As you head out east towards Dunstable in hub-bub of the Bury Park you'll find Kenilworth Road, the home for the Luton Town. The Hatters, in reference to the towns history in the hat-making industry, were formed in the spring of 1885 and quite obviously woven in the fabric of the game. Through the years they have a had many ups and downs but as always they have represented the good people of Luton honourably. In the end this is what I wish to stress because through the trials and tribulations, the ups and the downs, Luton Town is not a "franchise" but a part of the Luton community.
This past spring I began writing of the Luton Town (and Bournemouth) situation and in-truth warning of some of the dire consequences they face with the inevitable series of points deductions that would likely being imposed upon them. Sadly upon tumbling into League Two, they have now been given a further penalty and must start the season thirty points in the red. The sad fall of Luton Town, a Premier League promotion threat only a few seasons ago, continues painfully on and in consideration of this, their fate seems sealed to another round of relegation barring Rotherham and Bournemouth aren't punished equally or they play at a table-winning rate.
The ridiculous notion of penalizing a team in financial problems is a vestige of the past and needs to be eliminated, unless of course, a fire-sale on heritage is the main objective. While the governing bodies of the sport bang the drum that "they are protecting the sport" what precisely is it "protecting" when it is injecting a death sentence in a already trying situation? Do the regulating authorities swoop in to protect teams when they become toys for billionaires or do they merely turn a blind-eye to the precious little dreams of the bon-vivant crowd while turning the backs on who truly supports the game. Do they audit multi-tiered international corporations and question them on cross-border debt instruments and debt into the hundreds of millions? The answer is obviously a resounding "no" and while the fans are left to bleed out in the streets, the game suffers and sporting heritage gasps.
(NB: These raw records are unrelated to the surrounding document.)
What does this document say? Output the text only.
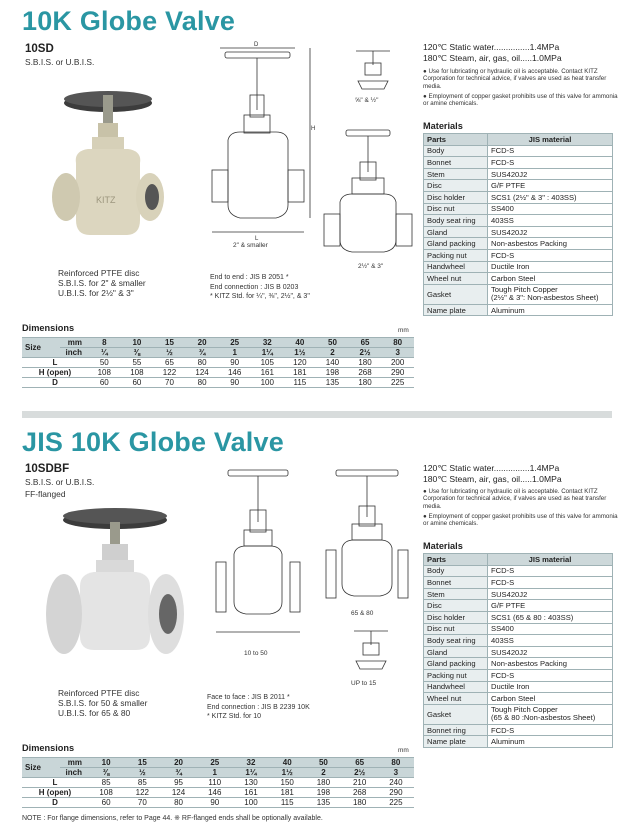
10K Globe Valve
10SD
S.B.I.S. or U.B.I.S.
KITZ
Reinforced PTFE disc
S.B.I.S. for 2" & smaller
U.B.I.S. for 2½" & 3"
D
H
L
2" & smaller
⅝" & ½"
2½" & 3"
End to end : JIS B 2051 *
End connection : JIS B 0203
* KITZ Std. for ¼", ⅜", 2½", & 3"
120℃ Static water...............1.4MPa
180℃ Steam, air, gas, oil.....1.0MPa
● Use for lubricating or hydraulic oil is acceptable. Contact KITZ Corporation for technical advice, if valves are used as heat transfer media.
● Employment of copper gasket prohibits use of this valve for ammonia or amine chemicals.
Materials
Parts	JIS material
Body	FCD-S
Bonnet	FCD-S
Stem	SUS420J2
Disc	G/F PTFE
Disc holder	SCS1 (2½" & 3" : 403SS)
Disc nut	SS400
Body seat ring	403SS
Gland	SUS420J2
Gland packing	Non-asbestos Packing
Packing nut	FCD-S
Handwheel	Ductile Iron
Wheel nut	Carbon Steel
Gasket	Tough Pitch Copper
(2½" & 3": Non-asbestos Sheet)
Name plate	Aluminum
Dimensions	mm
Size	mm	8	10	15	20	25	32	40	50	65	80
	inch	¼	⅜	½	¾	1	1¼	1½	2	2½	3
L		50	55	65	80	90	105	120	140	180	200
H (open)		108	108	122	124	146	161	181	198	268	290
D		60	60	70	80	90	100	115	135	180	225
JIS 10K Globe Valve
10SDBF
S.B.I.S. or U.B.I.S.
FF-flanged
Reinforced PTFE disc
S.B.I.S. for 50 & smaller
U.B.I.S. for 65 & 80
10 to 50
65 & 80
UP to 15
Face to face : JIS B 2011 *
End connection : JIS B 2239 10K
* KITZ Std. for 10
120℃ Static water...............1.4MPa
180℃ Steam, air, gas, oil.....1.0MPa
● Use for lubricating or hydraulic oil is acceptable. Contact KITZ Corporation for technical advice, if valves are used as heat transfer media.
● Employment of copper gasket prohibits use of this valve for ammonia or amine chemicals.
Materials
Parts	JIS material
Body	FCD-S
Bonnet	FCD-S
Stem	SUS420J2
Disc	G/F PTFE
Disc holder	SCS1 (65 & 80 : 403SS)
Disc nut	SS400
Body seat ring	403SS
Gland	SUS420J2
Gland packing	Non-asbestos Packing
Packing nut	FCD-S
Handwheel	Ductile Iron
Wheel nut	Carbon Steel
Gasket	Tough Pitch Copper
(65 & 80 :Non-asbestos Sheet)
Bonnet ring	FCD-S
Name plate	Aluminum
Dimensions	mm
Size	mm	10	15	20	25	32	40	50	65	80
	inch	⅜	½	¾	1	1¼	1½	2	2½	3
L		85	85	95	110	130	150	180	210	240
H (open)		108	122	124	146	161	181	198	268	290
D		60	70	80	90	100	115	135	180	225
NOTE : For flange dimensions, refer to Page 44. ※ RF-flanged ends shall be optionally available.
However let me state this isn't the end of the story. I know to many, the death rattle can be heard but Luton will fight on. It's the nature of the town for they learned long ago that they will never surrender and you can sure as hell bet they will be back. However maybe one-day someone in their well-appointed offices will get "it" as sport echoes society and equally sport has the ability to teach great lessons in society. Sadly when you destroy the heritage in sport, eventually there is no heritage left in the sport.